El gran hotel Budapest

E

n Ser o no ser (To be or not to be, 1942), formidable comedia de Ernst Lubitsch, un oficial nazi le señala socarronamente a un director teatral que intenta escenificar un Hamlet: Está usted haciéndole a Shakespeare lo que nosotros le hicimos a Checoslovaquia. A propósito de El gran hotel Budapest, del realizador estadunidense Wes Anderson, basado en relatos del escritor austriaco Stefan Zweig, podría decirse algo parecido, sólo que aquí todos los absurdos detectables en la trama, la disolución de la ficción en un vericueto de ocurrencias caprichosas, la episódica irrupción de personajes secundarios, revelan una extraña y minuciosa organización del caos. Todo parece perfectamente controlado, y la película, una excentricidad absoluta, se vuelve una delicia. Una parodia de los rancios rituales de etiqueta en aquellos viejos hoteles que solían ser refugio de aristócratas y refugiados distinguidos.
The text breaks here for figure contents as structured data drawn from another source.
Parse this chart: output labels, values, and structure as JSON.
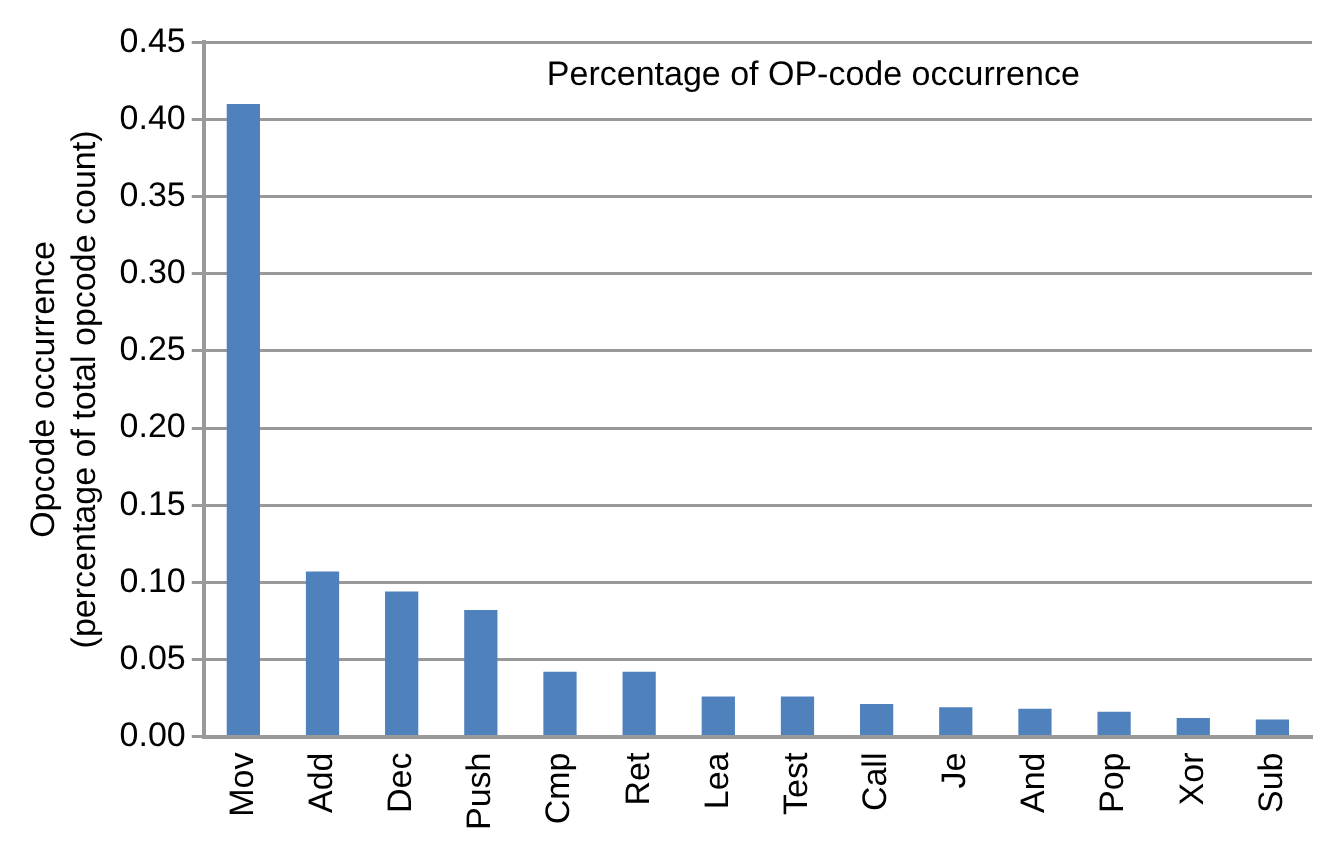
{
  "chart_data": {
    "type": "bar",
    "title": "Percentage of OP-code occurrence",
    "ylabel": "Opcode occurrence\n(percentage of total opcode count)",
    "categories": [
      "Mov",
      "Add",
      "Dec",
      "Push",
      "Cmp",
      "Ret",
      "Lea",
      "Test",
      "Call",
      "Je",
      "And",
      "Pop",
      "Xor",
      "Sub"
    ],
    "values": [
      0.41,
      0.107,
      0.094,
      0.082,
      0.042,
      0.042,
      0.026,
      0.026,
      0.021,
      0.019,
      0.018,
      0.016,
      0.012,
      0.011
    ],
    "color": "#4f81bd",
    "ylim": [
      0,
      0.45
    ],
    "yticks": [
      {
        "value": 0,
        "label": "0.00"
      },
      {
        "value": 0.05,
        "label": "0.05"
      },
      {
        "value": 0.1,
        "label": "0.10"
      },
      {
        "value": 0.15,
        "label": "0.15"
      },
      {
        "value": 0.2,
        "label": "0.20"
      },
      {
        "value": 0.25,
        "label": "0.25"
      },
      {
        "value": 0.3,
        "label": "0.30"
      },
      {
        "value": 0.35,
        "label": "0.35"
      },
      {
        "value": 0.4,
        "label": "0.40"
      },
      {
        "value": 0.45,
        "label": "0.45"
      }
    ],
    "grid": "y"
  }
}
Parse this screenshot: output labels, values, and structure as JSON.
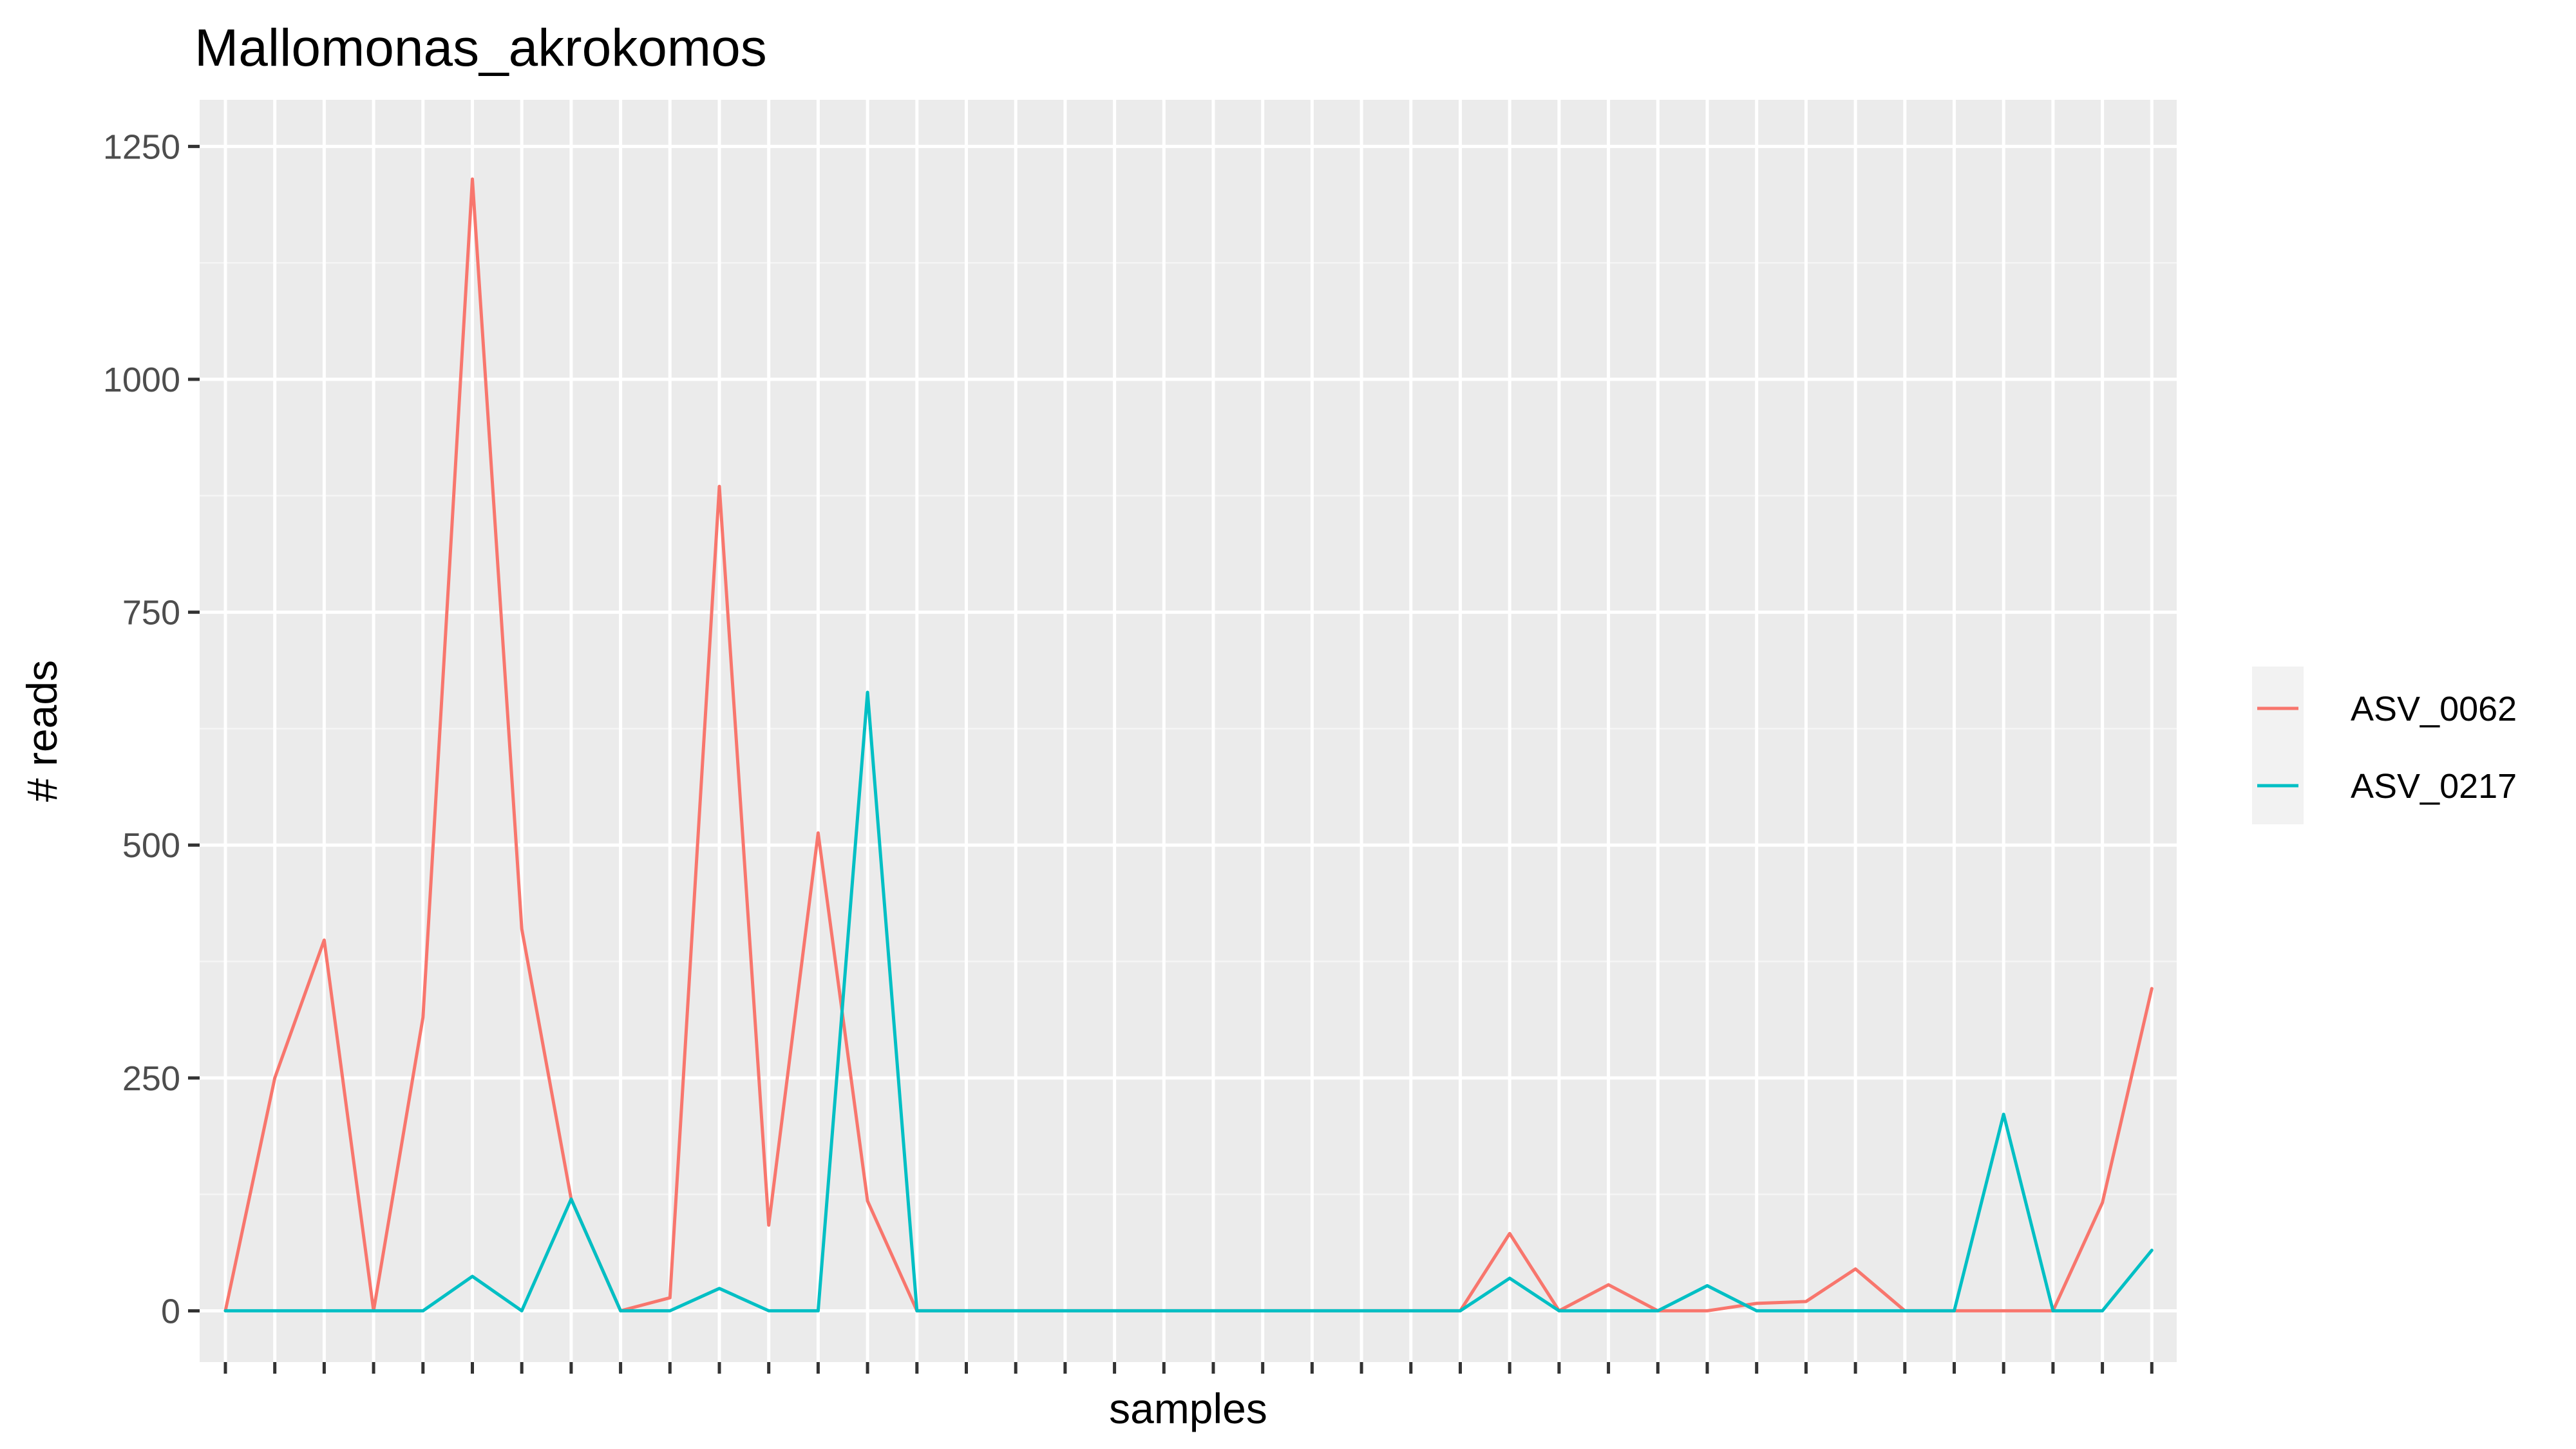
{
  "chart_data": {
    "type": "line",
    "title": "Mallomonas_akrokomos",
    "xlabel": "samples",
    "ylabel": "# reads",
    "ylim": [
      -55,
      1300
    ],
    "yticks": [
      0,
      250,
      500,
      750,
      1000,
      1250
    ],
    "ytick_labels": [
      "0",
      "250",
      "500",
      "750",
      "1000",
      "1250"
    ],
    "n_samples": 40,
    "grid": true,
    "legend_position": "right",
    "series": [
      {
        "name": "ASV_0062",
        "color": "#F8766D",
        "values": [
          0,
          250,
          398,
          0,
          315,
          1215,
          410,
          120,
          0,
          14,
          885,
          92,
          513,
          118,
          0,
          0,
          0,
          0,
          0,
          0,
          0,
          0,
          0,
          0,
          0,
          0,
          83,
          0,
          28,
          0,
          0,
          8,
          10,
          45,
          0,
          0,
          0,
          0,
          116,
          346
        ]
      },
      {
        "name": "ASV_0217",
        "color": "#00BFC4",
        "values": [
          0,
          0,
          0,
          0,
          0,
          37,
          0,
          120,
          0,
          0,
          24,
          0,
          0,
          664,
          0,
          0,
          0,
          0,
          0,
          0,
          0,
          0,
          0,
          0,
          0,
          0,
          35,
          0,
          0,
          0,
          27,
          0,
          0,
          0,
          0,
          0,
          211,
          0,
          0,
          65
        ]
      }
    ]
  }
}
Para los espectadores familiarizados con el estilo del también director de Los excéntricos Tenenbaum, no hay nada que lamentar en el nuevo delirio de Anderson, y sí mucho que disfrutar en una variante afortunada, la ubicación de su trama en un país inventado, Zubrowka, ocurrencia tan jocosa como la Freedonia de los hermanos Marx en Héroes de ocasión (Duck soup, Leo McCarey, 1933).

En un gran hotel situado en esa vieja república de Europa oriental, un escritor (Tom Wilkinson) relata la historia del señor Mustafá, modesto y habilidoso botones refugiado, convertido con los años y por azares del destino en dueño de ese mismo hotel, y de Gustave (Ralph Fiennes) el elegante conserje que se vuelve su protector y cómplice en las aventuras más temerarias y esquizofrénicas. Hay de todo en la coctelería fílmica de Anderson, desde las faenas de gigoló de señoras maduras acometidas por un Gustave homosexual, hasta las peripecias de cazadores de fortunas, herederos despistados, traiciones, golpes bajos y persecuciones, y alguna historia de amor que sobrenada en el conjunto abigarrado. Uno piensa en la claridad narrativa de Stefan Zweig y en su excelencia para restituir las atmósferas de entre guerras en una Europa al borde del colapso, y no puede menos que sorprenderse del extraño tributo que Wes Anderson le rinde en esta comedia del absurdo. En nuestras latitudes, sólo podemos imaginar a Sergio Pitol y su genio narrativo en El desfile del amor. No es un azar que Pitol, Lubitsch y Zweig abreven en esa misma fuente en la que con tanta habilidad y desparpajo sabe moverse hoy el cineasta.

El gran hotel Budapest se exhibe a partir de hoy en la Cineteca Nacional.